In order to speed up the process of accessing a 2D element of such a multidimensional entity, the GeoTools NetCDF reader makes use of a set of ancillary files which are automatically generated during the first access to the dataset:

  • An H2 DB containing attributes for dimensions as well as the associated numeric Index.
  • A .idx file containing a binary index to quickly associate the numeric index to a NetCDF section which represents a selection of ranges along each dimension of the data array.

Warning

The .idx index might disappear in future releases to simplify data ingestion.

NetCDF indexer file

The NetCDF reader supports an indexer file which is a simplified version of the indexer shown on the previous chapter about ImageMosaic to control the indexing process for a NetCDF file. The NetCDF Indexer can be used to specify the name of the underlying variables we are interested in serving, in order to allow us to ignore some of them (in case we are not interested in serving some of those variable, explicitly ignoring them will make the initial indexing much faster as we will tell the internal parser to skip them). In addition it can be used to define the schema to be used by the H2 DB mapping as well as specifying coverage names remapping when needed (this will be illustrated in the next subsection).

../../_images/indexer_schema1.png

NetCDF indexer schema

If the indexer file is not defined, the NetCDF reader automatically creates it.

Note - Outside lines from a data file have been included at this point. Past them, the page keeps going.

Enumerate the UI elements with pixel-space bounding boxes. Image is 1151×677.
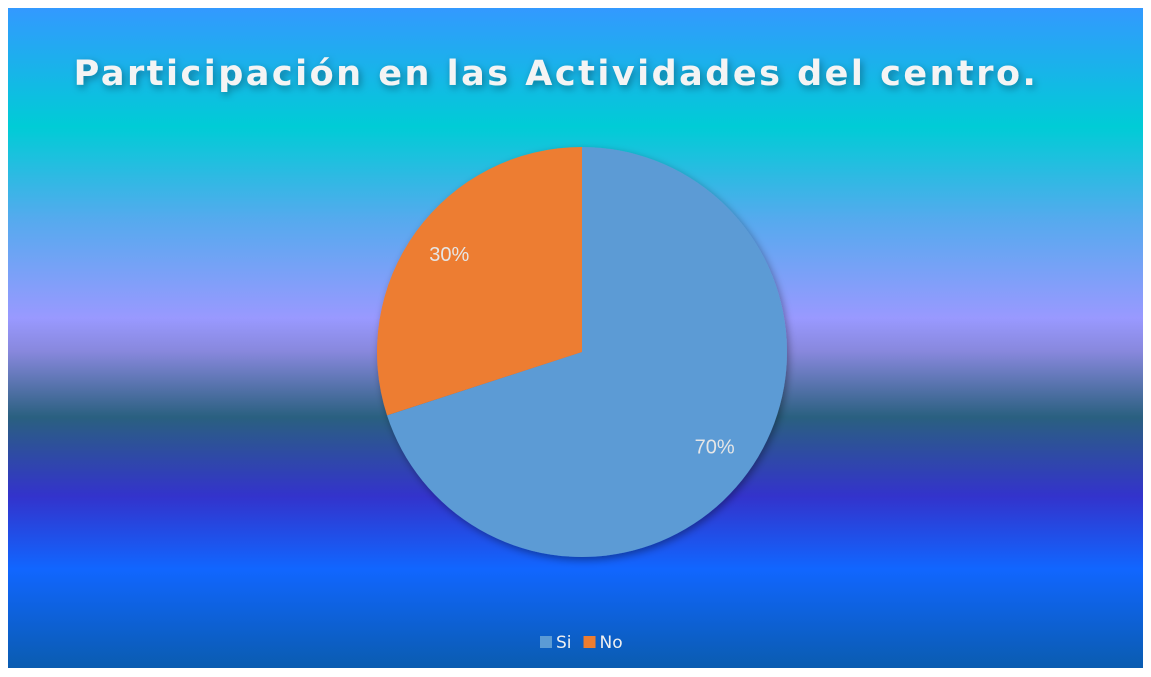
pie [376,147,787,557]
legend-label: No [600,633,623,653]
data-label: 30% [429,244,469,266]
legend-swatch [540,636,552,648]
data-label: 70% [695,437,735,459]
legend-label: Si [556,633,572,653]
chart-title: Participación en las Actividades del cen… [74,54,1039,94]
pie-slice [387,147,787,557]
pie-slice [376,147,582,416]
legend-swatch [583,636,596,648]
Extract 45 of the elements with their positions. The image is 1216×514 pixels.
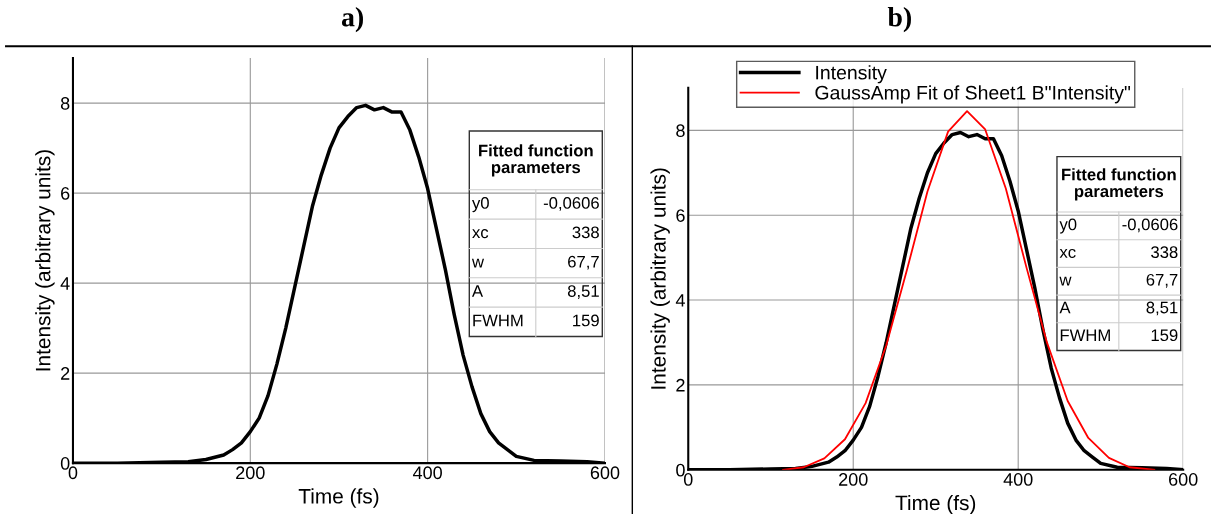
annotation: 338 (1151, 246, 1178, 259)
y-tick-label: 6 (676, 209, 685, 222)
annotation: 67,7 (568, 255, 599, 270)
annotation: FWHM (473, 314, 523, 327)
y-tick-label: 2 (676, 378, 685, 392)
annotation: w (471, 258, 485, 268)
annotation: y0 (472, 197, 489, 213)
annotation: -0,0606 (1122, 218, 1178, 233)
annotation: w (1059, 276, 1072, 286)
annotation: 159 (573, 314, 599, 327)
annotation: 159 (1151, 329, 1178, 342)
x-tick-label: 400 (1003, 473, 1033, 486)
x-axis-title: Time (fs) (298, 488, 379, 508)
x-tick-label: 200 (236, 466, 265, 480)
y-tick-label: 8 (676, 124, 685, 138)
y-tick-label: 6 (61, 187, 70, 200)
annotation: A (471, 285, 484, 297)
annotation: FWHM (1060, 329, 1110, 341)
x-tick-label: 600 (1169, 473, 1198, 486)
y-axis-title: Intensity (arbitrary units) (650, 168, 670, 389)
annotation: 67,7 (1146, 273, 1178, 288)
x-axis-title: Time (fs) (895, 494, 976, 514)
chart-title: a) (341, 6, 363, 33)
y-tick-label: 4 (60, 277, 70, 290)
annotation: -0,0606 (543, 197, 599, 211)
legend-label: GaussAmp Fit of Sheet1 B"Intensity" (815, 85, 1131, 104)
annotation: Fitted function parameters (479, 144, 593, 177)
x-tick-label: 400 (412, 466, 442, 480)
annotation: 8,51 (1146, 301, 1178, 316)
annotation: xc (472, 229, 489, 239)
annotation: 8,51 (567, 285, 599, 299)
y-tick-label: 4 (675, 294, 685, 307)
y-tick-label: 8 (60, 97, 70, 110)
annotation: y0 (1059, 218, 1077, 234)
annotation: xc (1059, 248, 1076, 259)
annotation: Fitted function parameters (1062, 168, 1176, 201)
y-tick-label: 2 (61, 367, 70, 380)
x-tick-label: 600 (590, 466, 620, 480)
annotation: 338 (572, 226, 599, 239)
y-tick-label: 0 (60, 457, 70, 470)
x-tick-label: 200 (839, 473, 868, 486)
y-axis-title: Intensity (arbitrary units) (35, 150, 55, 371)
annotation: A (1059, 301, 1071, 314)
chart-title: b) (887, 6, 911, 33)
legend-label: Intensity (816, 65, 887, 84)
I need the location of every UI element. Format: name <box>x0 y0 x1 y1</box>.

NetCDF Sample Indexer File: customizing the internal H2 index schemas

Attributes composing the internal H2 index schema are automatically detected by inspecting the dimensions contained within the NetCDF file. By default, the schema contains the polygon geometry, the imageIndex column used to store the progressive index and the name of the dimensions composing the coverage.

However, you may want to manually specify the schema depending on your needs or rename your coverages.

The following file contains information about the atmosphere quality. It has been provided by EUMETSAT, European Organisation for the Exploitation of Meteorological Satellites.

  1. Execute again %TRAINING_ROOT%/toolsui.bat to open ToolsUI.

  2. Click on the open dataset icon to load a NetCDF sample as seen in the previous section.

  3. Navigate to the workshop directory %TRAINING_ROOT%/netcdf_data_dir/GOME2 and open the 20130102.METOPA.GOME2.NO2.PGL.nc file.

    ../../_images/netcdf_gome2no2.png

    Opening a NetCDF GOME2 dataset containing NO2 concentration.

    Note

    As you can see, this dataset contains a variable with name = z which has nothing to do with an elevation since it actually contains NO2 concentration.

  4. Navigate to the workshop directory %TRAINING_ROOT%/netcdf_data_dir/GOME2 and open the 20130102.METOPA.GOME2.O3.PGL.nc file.

    ../../_images/netcdf_gome2o3.png

    Opening a NetCDF GOME2 dataset containing O3 concentration.

    Note

    As you can see, same situation of the other dataset. O3 concentration is stored within a variable having name = z .

In this case, you may consider defining an indexer to allow to specify a better coverage Name.

<?xml version="1.0" encoding="UTF-8" standalone="yes"?>
<Indexer>
    <schemas>
        <schema name="default" >
            <attributes>
            the_geom:Polygon,coverage:String,imageindex:Integer
            </attributes>
        </schema>
    </schemas>
    <coverages>
        <coverage>
            <nameCollector>coverageNameCollector</nameCollector>
            <schema ref="default"></schema>
            <origName>z</origName>
        </coverage>
    </coverages>
    <collectors>
    <collector name="coverageNameCollector">
      <value>[A-z0-9]+(?=.PGL)</value>
      <spi>StringFileNameExtractorSPI</spi>
      <mapped>coverageName</mapped>
    </collector>
    </collectors>
</Indexer>
On that indexer, we have defined a default schema containing the listed attributes and a coverage using that default schema through reference (see the schema ref part). About the coverage definition:
  • origName reports the original name of that variable in the dataset

  • nameCollector refers to a coverageNameCollector definition to extract a different coverageName to be assigned to the coverage. This is very similar to what has been illustrated on imageMosaic Indexer XML while introducing PropertyCollectors.
    • value contains a regex to be applied to the file Name.
    • spi is the instance of Property collector used to extract the actual value.
    • mapped represents the property we are going to remap.